Local lawyer lives a double life, one as the owner of a law firm the other as a artist travelling the world for inspiration.

When Bill Schwarz isn’t drafting legal documents or sitting in front of a judge he lives a second more colourful life; a professional artist who travels the globe for inspiration. 

Schwarz, 77 has the look of a typical artist. Dressed in all black, reminiscent of Steve Jobs giving a presentation for Apple, Schwarz presents his art in his modernly designed studio, Kirkwood Wagner Gallery at 11 Thorne St, Cambridge. 

The love for art started when he was 5 and took part in a colouring contest in Regina, where he won first place. Then for nearly 50 years, he didn’t pick up a single paint brush or sketchpad. Instead, he decided to focus his attention on law.

Over the years Schwarz successfully claimed his stake in the legal world starting with the firm Pettitt and Schwarz law in the early 1970s.

Then one day his wife Nancy handed him a brochure from the Cambridge library, it was for a drawing course. He wasn’t quite sold on the idea.

“I said, Gee, there’s some wine appreciation courses here. I think I’ll take that one and you can take the drawing course,” said Schwarz, wary of the art class. 

That night, he couldn’t sleep, something was bothering him. He kept on thinking, “when Nancy suggests something, she’s usually right.” So he decided to join her at the drawing class and it changed his life forever. 

“From then on, I just couldn’t put the pen down. I just kept getting better and Nancy went like this,” as he motions to the floor. 

After this sudden realization, Schwarz started with sketching, watercolours, acrylic and oil. He just couldn’t stop.

Three years later, he is trying to balance his double life, a professional artist and a lawyer running his own firm. 

His first art show was at his home on Main Street in Cambridge. He converted his whole garage and porch into his own gallery, displaying various art pieces inspired by his worldly travels. 

“My first show, I think I sold about 15 paintings and I’ve never done that since,” he laughed as his glasses nearly fell off his nose. 

Schwarz gets his inspiration from his travels and interesting architecture he finds along the way. In his gallery, there is a little cabinet where he keeps his notes and old sketches, very reminiscent of how a law office would keep all their notes on a case. He photocopies and chronologically stores the plethora of documentations he has amassed.

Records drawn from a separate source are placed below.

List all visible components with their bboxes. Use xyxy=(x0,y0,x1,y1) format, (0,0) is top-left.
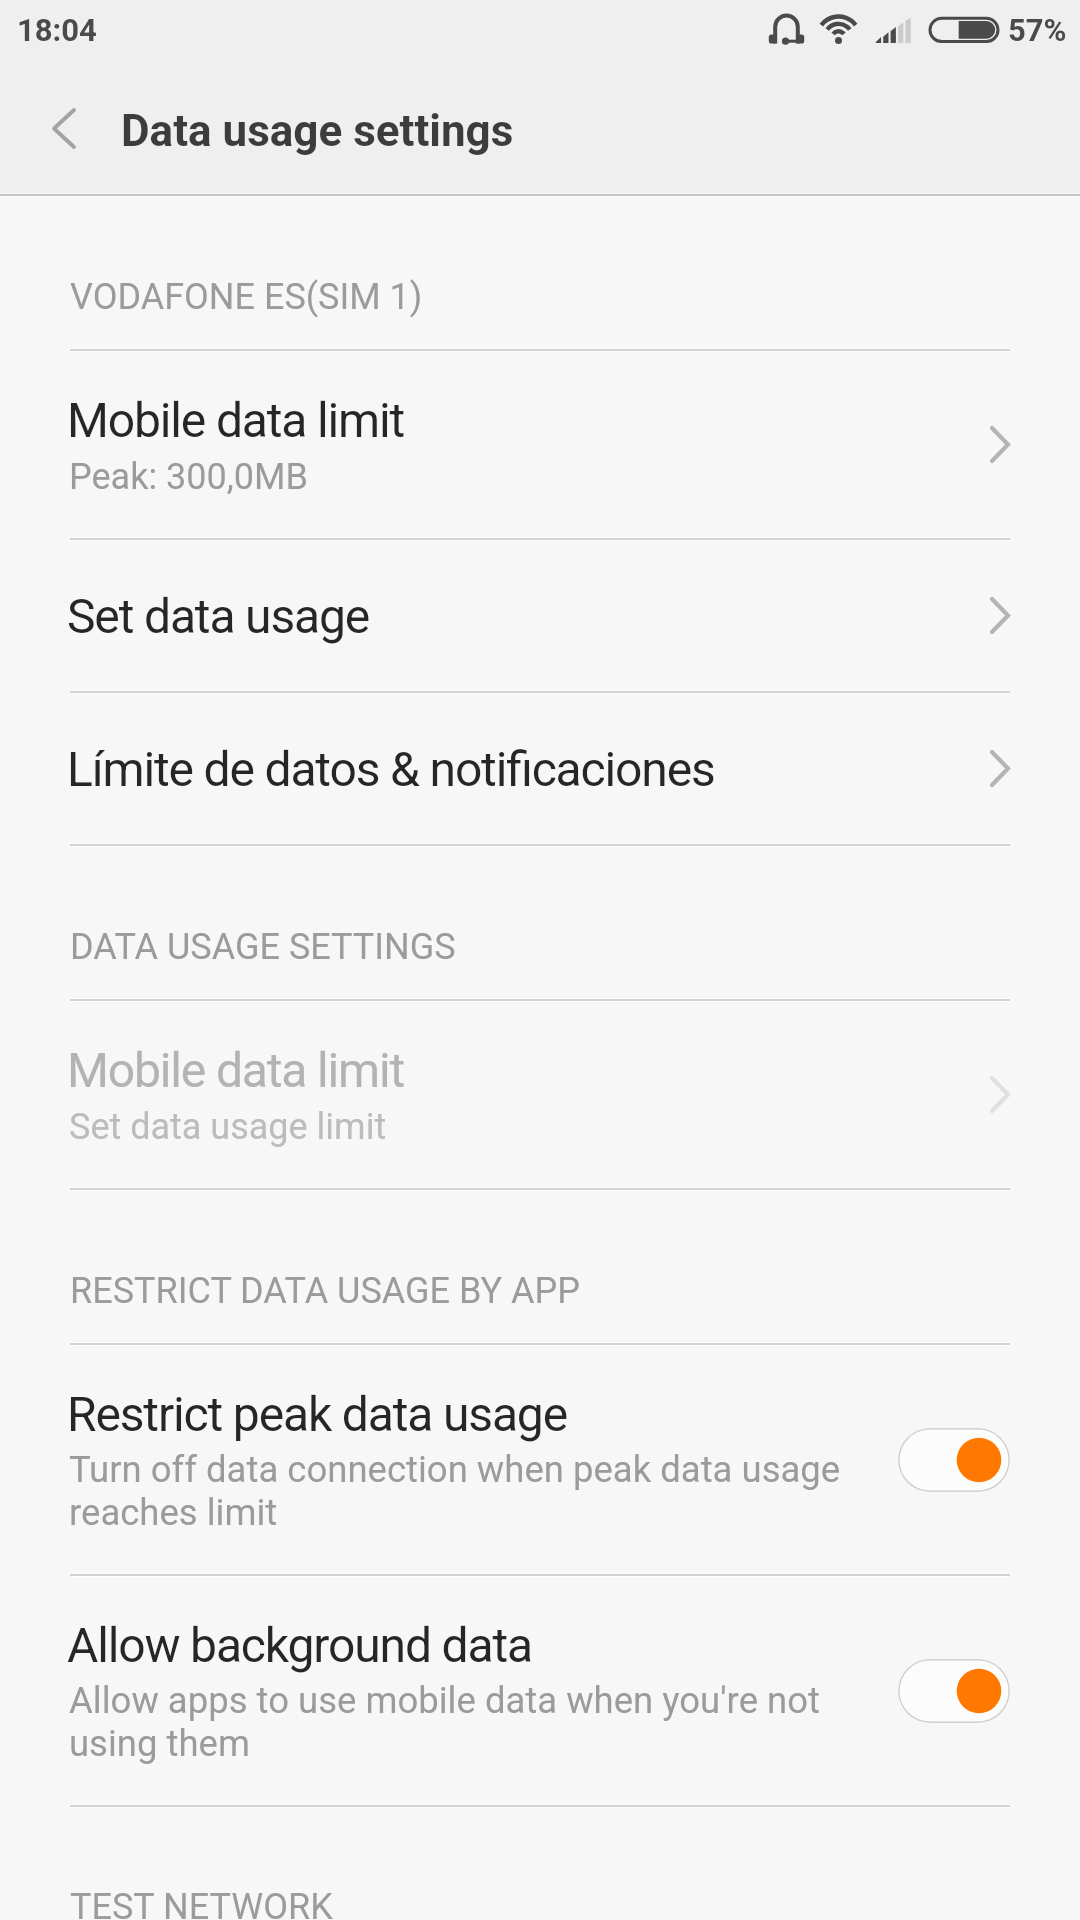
staticText: Mobile data limit xyxy=(67,392,405,448)
button[interactable]: Allow background data xyxy=(0,1576,1080,1805)
staticText: Mobile data limit xyxy=(67,1042,405,1098)
button[interactable]: Set data usage xyxy=(0,540,1080,691)
button[interactable]: Toggle switch xyxy=(898,1428,1010,1492)
staticText: Set data usage xyxy=(67,588,370,644)
staticText: RESTRICT DATA USAGE BY APP xyxy=(70,1270,580,1312)
button[interactable]: Toggle switch xyxy=(898,1659,1010,1723)
staticText: 57% xyxy=(1008,12,1067,48)
staticText: Allow apps to use mobile data when you'r… xyxy=(69,1679,820,1765)
staticText: Restrict peak data usage xyxy=(67,1386,567,1442)
button[interactable]: Límite de datos & notificaciones xyxy=(0,693,1080,844)
staticText: TEST NETWORK xyxy=(70,1886,333,1920)
staticText: Peak: 300,0MB xyxy=(69,456,308,498)
button[interactable]: Mobile data limit xyxy=(0,1001,1080,1188)
staticText: Allow background data xyxy=(67,1617,532,1673)
staticText: Set data usage limit xyxy=(69,1106,387,1148)
staticText: Data usage settings xyxy=(121,105,514,157)
button[interactable]: Mobile data limit xyxy=(0,351,1080,538)
staticText: 18:04 xyxy=(17,12,97,48)
staticText: Turn off data connection when peak data … xyxy=(69,1448,841,1534)
staticText: VODAFONE ES(SIM 1) xyxy=(70,276,423,318)
button[interactable]: Restrict peak data usage xyxy=(0,1345,1080,1574)
staticText: Límite de datos & notificaciones xyxy=(67,741,715,797)
button[interactable]: Back xyxy=(0,68,122,194)
staticText: DATA USAGE SETTINGS xyxy=(70,926,456,968)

He has books that date back to 2001, before he even thought about selling any artwork.

Schwarz has travelled all over the world, from Mexico to Paris and Milan, some of the most beautiful and picturesque places on the planet.

He says you will never see the things he paints in real life. His art is his interpretation of his feelings when he sees these places.

“When we go, I keep an inventory of what I’ve seen. So that when I come home, it triggers me to sketch and draw and paint from there,” said Schwarz. 

He flips through the seemingly infinite number of pictures and rough sketches as he describes his artistic process. 

“I say that my art consists of three I’s: inspiration, interpretation and imagination. The inspiration is the photo, the interpretation is a rough sketch and the imagination comes when I get back to the studio and start painting,” said Schwarz.

Being a professional artist travelling the world and having galleries all across Canada has challenges of its own. Also running a law firm, attending hearings and working on cases might seem like too much for just one person. For Schwarz, managing the two seems so effortless, but over time he has found a balance. 

“I devote 50 per cent of my time to law and 50 per cent of my time to art. I have seven galleries across Canada. So I couldn’t possibly paint without having the assistance of my staff at the office,” said Schwarz. 

The two professions, law and art don’t really seem like they could be connected. In law you picture people in suits, mountains of documents and dark grey bureaucracy. Art on the other hand is teeming with life, explosions of colours and feelings brought on by looking at a piece. They seem like polar opposites, but the artist-lawyer looks at this subject very differently.

“In my practice of law, I’m very creative and of course, in art, I’m very creative. The two complement one another, because in law, it’s something that’s simple that you make complicated. In art, you take something complicated and make it simple,” said Schwarz.

He does not plan on slowing down anytime soon. He is very active at his firm and has plans to travel and continue creating whimsical, fun pieces of art and expressing himself on the canvas.